A passagem dos 467 anos de fundação de Salvador, no dia 29 de março, mobilizou os deputados da Assembleia Legislativa da Bahia. Mais quatro parlamentares se irmanaram às homenagens apresentando moção de congratulações aos soteropolitanos pelo aniversário da cidade. Em todas elas, a rica história da primeira capital do Brasil foi exaltada, assim como a cultura, belezas naturais, arquitetura e patrimônio.
O deputado Carlos Geilson (PSDB), por exemplo, lembrou que Salvador foi “a terra de Dorival Caymmi, inspiração de Carybé e cenário muito utilizado por Jorge Amado”. Para ele, seja na música, artes plásticas ou literatura, Salvador sempre é inspiração para quem a conhece. “Quem anda pela cidade se encanta pelos seus cartões postais, a exemplo do Elevador Lacerda, que liga as cidades Baixa e Alta. O Centro Histórico, no Pelourinho, onde os escravos eram castigados, também atrai visitantes do mundo todo”.
Na moção, Geilson destacou ainda que a capital baiana é um dos celeiros culturais mais diversos do Brasil. “Seu carnaval, considerado a maior festa popular do planeta, reúne milhares de foliões que seguem os trios elétricos, invenção de Dodô e Osmar, na Barra ou no Campo Grande”.
O poder de atração da cidade também foi destacado pelo deputado Zó (PC do B), em outra moção apresentada na Casa. “Uma capital que conquista os turistas pelo simples fato de ser da onda”, definiu o parlamentar comunista. “Terra de uma gente de personalidade, que faz a cidade vibrar com cada sorriso, independente dos problemas que enfrenta, que inspira alegrias mesmo diante das dificuldades. Ao meu povo baiano que se orgulha de sua capital, assim como eu, congratulo-me com mais um ano de histórias e de batalhas para a cada dia tê-la sempre melhor”, acrescentou.
CARNAVAL
Já o deputado Sandro Régis (DEM) destacou que Salvador tem a melhor festa carnavalesca que se conhece no planeta, atraindo turistas brasileiros e de todo o mundo. “Filhos de Ghandy, Ilê Aiyê, Olodum, Malê de Balê, blocos, trios elétricos, afoxés, cantores e artistas dos mais famosos do Brasil aqui se esmeram para criar, agitar e tornar o ambiente impar de alegria e lazer”, afirmou o líder da bancada de oposição na Assembleia.
Para ele, o baiano é alegre por natureza, muito receptivo, sente-se orgulhoso de saber que o Brasil começou no seu território e que Salvador foi a primeira capital do país e palco de grandes ações, resultando em vitórias históricas contra invasores de Além Mar e, acima de tudo, palco das comemorações pelo 2 de Julho, data da verdadeira Independência do Brasil.

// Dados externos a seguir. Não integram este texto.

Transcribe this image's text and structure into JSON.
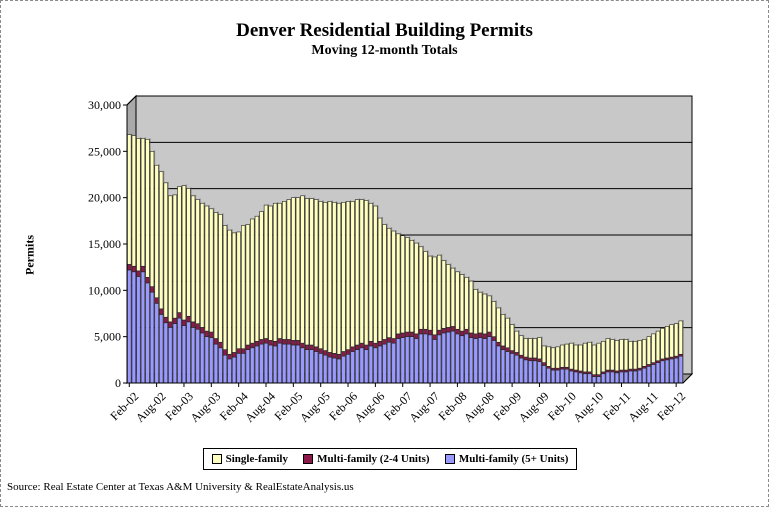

O democrata lembrou também, na moção, que historiador Cid Teixeira certa vez comparou o empreendimento de construção da primeira capital do Brasil, no século XVI, com a construção de Brasília, no século XX. “As duas cidades surgiram de uma decisão política de ocupação do território, e ambas, cada uma a seu tempo, trouxeram inovações urbanísticas”, afirmou Sandro Régis, explicando que pelo porto que a cidade se articulava com o mundo. “Assim, Salvador foi desde o primeiro instante cosmopolita”.
Por fim, o deputado Aderbal Caldas (PP) observou que, mesmo com a transferência da capital da então colônia para o Rio de Janeiro, em 1763, Salvador não perdeu sua importância. “Tanto assim que por ocasião da vinda da família real portuguesa para o Brasil, que fugia da invasão napoleônica, foi a Bahia onde primeiro veio ter a corte, em 1808, aqui deixando indelével sua marca, sobretudo pela assinatura do ato que abriu os portos nacionais às nações amigas, e, dias após, a criação do primeiro curso superior no Brasil — a Escola de Cirurgia da Bahia”, contou ele, em sua moção de congratulações.
De acordo com Aderbal, por todo o restante do século XVI e durante os séculos XVII e XVIII, abrangendo, inclusive, grande parte do XIX, Salvador foi um dos polos geradores de riqueza. “Disso redundou o magnífico acervo cultural hoje representado por suas incontáveis e belíssimas igrejas, solares e fortes, que tão bem retratam essa era de fausto”, concluiu o parlamentar, no documento.